Our senses come alive when we visit Africa. After all, our sight and hearing were once survival skills, honed in nature. Our sense of smell once tested the air for the smell of smoke, ripe fruit and clean water. Our sense of taste rewarded us with edible food and our sense of touch was born from the feel of animal bones, ostrich eggs and leather hides.
So drop the smells and sounds of the modern world – traffic, phones, takeaway pizza – and prepare your five senses for a revitalization. Time for a safari; time for a festival of the senses.
SIGHT
Humans have better sight than an elephant and see more colours than lions or leopards; you might not think it, but when it comes to being able to see well and in colour, then we score highly over many of our fellow mammals.

And that’s why African landscapes blow us away. We can see the scale of the sand dunes at Sossusvlei, we can appreciate the depth and desolation of the desert in which they lie. Our eyes pick up the subtle changes of colour as sunrise illuminates the dunes, turning them from cold purple to glowing orange. Africa is a chance to lift your eyes from the tyranny of the small screen and let them wander over horizons and into the cosmos. Let your eyes scan the tall grass, looking for the tell-tale signs of hiding lions: black-tipped ears and yellow eyes, let them drift among the stars of the Milky Way on a dark night, picking out constellations and planets.
Use your eyesight for what is was intended for: watching, learning, following nature.
SMELL
Buffaloes do it.

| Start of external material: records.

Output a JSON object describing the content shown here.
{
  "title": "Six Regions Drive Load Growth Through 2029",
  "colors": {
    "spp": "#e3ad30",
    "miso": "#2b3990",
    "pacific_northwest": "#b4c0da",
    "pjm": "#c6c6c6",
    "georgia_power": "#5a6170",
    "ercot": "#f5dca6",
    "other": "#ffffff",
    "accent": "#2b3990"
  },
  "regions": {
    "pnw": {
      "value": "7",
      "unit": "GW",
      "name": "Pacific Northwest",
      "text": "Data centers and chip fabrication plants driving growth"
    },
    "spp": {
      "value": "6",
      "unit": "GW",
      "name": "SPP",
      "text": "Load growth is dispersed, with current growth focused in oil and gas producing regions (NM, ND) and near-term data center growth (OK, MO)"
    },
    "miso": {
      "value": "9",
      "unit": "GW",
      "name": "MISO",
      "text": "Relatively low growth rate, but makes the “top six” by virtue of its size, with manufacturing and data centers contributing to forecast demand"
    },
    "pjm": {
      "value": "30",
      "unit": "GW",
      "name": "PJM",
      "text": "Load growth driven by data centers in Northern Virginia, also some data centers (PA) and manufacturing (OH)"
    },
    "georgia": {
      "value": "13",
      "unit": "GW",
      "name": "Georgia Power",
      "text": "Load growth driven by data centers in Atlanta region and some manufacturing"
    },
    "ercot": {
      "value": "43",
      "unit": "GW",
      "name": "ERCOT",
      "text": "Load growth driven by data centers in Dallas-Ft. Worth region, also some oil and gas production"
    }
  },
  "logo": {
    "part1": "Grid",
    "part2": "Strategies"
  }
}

So do lions and impala – and elephants even hold up their trunks to do it. In Africa, you can do the same. Smell the air, bring the scents of Africa into your nose and mouth, across your olfactory nerves and share their world.

By detecting predators, approaching rain or fire, wild animals smell the air to survive. You can’t be expected to sniff out a lurking lion but you can take the time to revel in what you can smell: wild sage, elephant dung, a warm breeze during the day; wood smoke and fine food cooked outdoors at night. Our sense of smell may not have the power of a dog’s but we can smell things as well as most other mammals and certainly better than birds – recent studies suggest we may be able to smell up to a trillion different odours. In Africa, you’ll have plenty to appreciate.
HEARING
I used to work in the Kalahari Desert. Most nights were utterly silent – like a great blanket of quietness lying over everything. Then, suddenly, the warbling contralto of a black-backed jackal would slash the silence like a stiletto, and every hair on my arms would stand up. And then the booming roar of a male lion begins, coming closer as he makes his way past camp, his calling so loud and penetrating that you think you can see the wing mirror on the car vibrating.

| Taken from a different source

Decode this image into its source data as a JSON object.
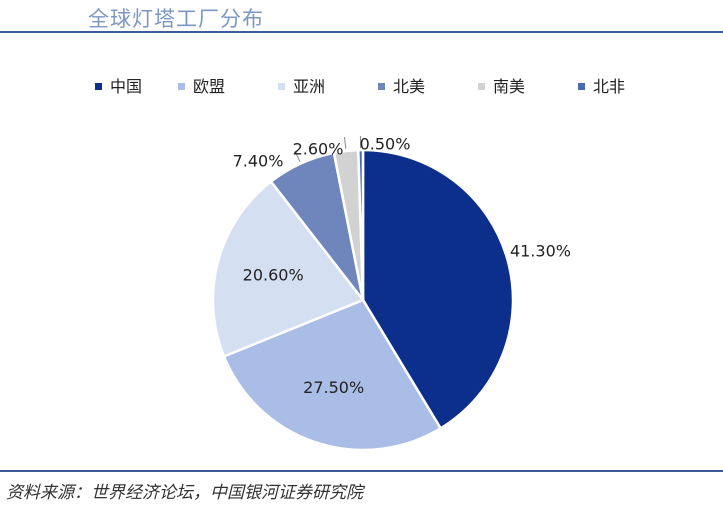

No wonder we had to develop our sense of hearing but today, it’s only when you strip out the constant fuzz of everyday noise that individual sounds can be heard. On safari, there is no constant fuzz of modern life: the background noise may be birdsong or silence; it may be the bellowing of a hundred thousand wildebeest on the move, it may be the urgent bark of an impala that has just spotted a big cat. Treat your ears to the sounds that your ancestors listened to; you’ll also hear them echoed in the songs at dinner time, performed by local troupes.
TASTE
On safari, you can expect great food and wine – that we know – but this is also an opportunity to take your taste buds on a sensory adventure.

Meat-eater? Why not start dinner with springbok carpaccio and have an ostrich steak (spoiler alert: it doesn’t taste anything like chicken). Branch out a little: try a Mopane worm in Botswana (it’s a dried caterpillar but tastes better than it sounds). What about a cup of Rooibos tea with fresh buchu herbs in Cape Town? Ever eaten a gem squash? I like them with garlic and butter. And you have to try some of the Cape Malay cuisine – it tastes as good as it sounds: milk tart, bobotie and sosaties.
Vegetarian? Vegan? Africa’s safari lodges can cater for you all and if you know your kids are not going to go for the dried caterpillar, then family-friendly lodges have children’s menus too. And if you really want to treat your sense of taste, then book a couple of nights in the Cape Winelands: the friendly town of Franschhoek is home to some of the best food and wine in South Africa.
TOUCH
Take a moment when you are in Africa to bend down and pick up a handful of soil, or sand. Let it run through your fingers, roll the grains between your fingertips. You are touching the earth that our elders once walked on, that they laughed and cried and died on. Great herds of antelope once walked on this soil, taking three or four days to pass their incredulous observers.

Let your hands run over the bark of a fruiting tree in the Kruger Park – a marula, a wild plum – and feel the texture that you would feel if you were to climb into its branches to harvest its bounty. Crush the leaf of a Wild Pelargonium on Table Mountain – its scent once adorned your body – and rub your hands in Confetti Bush – the pungent, oily discharge acts as a cleaner and sanitizer.
How many more smells and textures await? What more sights and sounds to marvel at? What exotic tastes are sizzling on the open fire?